YU7 GTは、標準モデルと比較して大幅なアップグレードが施されており、特にエクステリアデザインに大きな変化が見られる。拡張されたフェンダーアーチや、ブラックアウトグリル、専用エアインテークを備えた迫力あるフロントフェイスが特徴だ。さらに、ボンネットにはカーボンファイバーと24金を使用した特別なバッジが装着されている。
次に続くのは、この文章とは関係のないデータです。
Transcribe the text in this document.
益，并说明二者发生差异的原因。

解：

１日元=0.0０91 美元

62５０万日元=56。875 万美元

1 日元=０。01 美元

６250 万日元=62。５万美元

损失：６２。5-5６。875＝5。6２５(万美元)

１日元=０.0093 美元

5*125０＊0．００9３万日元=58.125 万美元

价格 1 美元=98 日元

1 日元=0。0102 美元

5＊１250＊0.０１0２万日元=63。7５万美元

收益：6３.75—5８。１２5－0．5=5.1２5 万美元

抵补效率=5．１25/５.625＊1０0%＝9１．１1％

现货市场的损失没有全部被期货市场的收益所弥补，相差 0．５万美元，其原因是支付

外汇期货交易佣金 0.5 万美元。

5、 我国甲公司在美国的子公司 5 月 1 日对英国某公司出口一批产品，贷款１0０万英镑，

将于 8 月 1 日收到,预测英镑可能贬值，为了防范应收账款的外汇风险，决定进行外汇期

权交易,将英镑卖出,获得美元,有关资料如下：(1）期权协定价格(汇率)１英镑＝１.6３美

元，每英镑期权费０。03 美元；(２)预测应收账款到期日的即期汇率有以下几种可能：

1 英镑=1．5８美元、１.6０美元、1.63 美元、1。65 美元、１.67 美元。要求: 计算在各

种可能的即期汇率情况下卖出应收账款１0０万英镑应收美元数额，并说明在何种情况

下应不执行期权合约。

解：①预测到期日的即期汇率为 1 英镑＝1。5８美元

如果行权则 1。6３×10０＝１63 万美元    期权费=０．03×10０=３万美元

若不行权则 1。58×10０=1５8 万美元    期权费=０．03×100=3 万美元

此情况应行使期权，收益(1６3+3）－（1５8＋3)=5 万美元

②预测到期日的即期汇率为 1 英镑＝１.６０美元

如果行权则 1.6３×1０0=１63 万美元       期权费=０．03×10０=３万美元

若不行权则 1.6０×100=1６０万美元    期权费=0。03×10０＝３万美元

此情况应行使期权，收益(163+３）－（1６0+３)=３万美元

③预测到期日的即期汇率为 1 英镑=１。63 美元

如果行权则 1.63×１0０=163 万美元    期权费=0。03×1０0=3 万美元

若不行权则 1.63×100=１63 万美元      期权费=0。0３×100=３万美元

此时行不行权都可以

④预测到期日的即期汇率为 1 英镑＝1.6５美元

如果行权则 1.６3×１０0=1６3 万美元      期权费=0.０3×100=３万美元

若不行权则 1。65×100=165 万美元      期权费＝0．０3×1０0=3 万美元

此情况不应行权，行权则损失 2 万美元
ホイールは21インチと22インチが用意され、ブレーキシステムも強化された。リアにはダウンフォースを高めるドラム式ディフューザーと小型のリップスポイラーが採用されている。

圧倒的なパワーと先進技術

YU7 GTの最大の特徴は、その990馬力のパワーだ。前モーターが386馬力、後モーターが604馬力を発揮し、合計で990馬力を実現している。これは、ファミリー向けSUVとしては破格の性能であり、ポルシェ・マカンEV(630馬力)を圧倒する数値だ。

最高速度は時速300km(186マイル)を記録し、0-100km/h加速は2秒台前半を予想されている。また、新たに採用されたエアサスペンション後輪トルクベクタリング、トラクション制御の最適化により、さらなる走行性能の向上が図られている。

レースシーンでの活躍を目指すユーザー向けには、ブレンボ製カーボンセラミックブレーキのオプションも用意されている。

価格と市場戦略

YU7 GTの価格は、450万円(約65,800ドル)から500万円(約73,100ドル)を予定している。シャオミは、YU7シリーズの販売不振からの巻き返しを図り、2023年12月には月間約4万台の販売を記録していたが、2024年3月には1万5千台まで落ち込んでいる。YU7 GTの投入により、販売回復を目指すとしている。

「YU7 GTは、ファミリー向けSUVでありながらも、レーシングカーに匹敵する性能を追求したモデルです。今後の自動車市場において、新たな価値を提供できるでしょう。」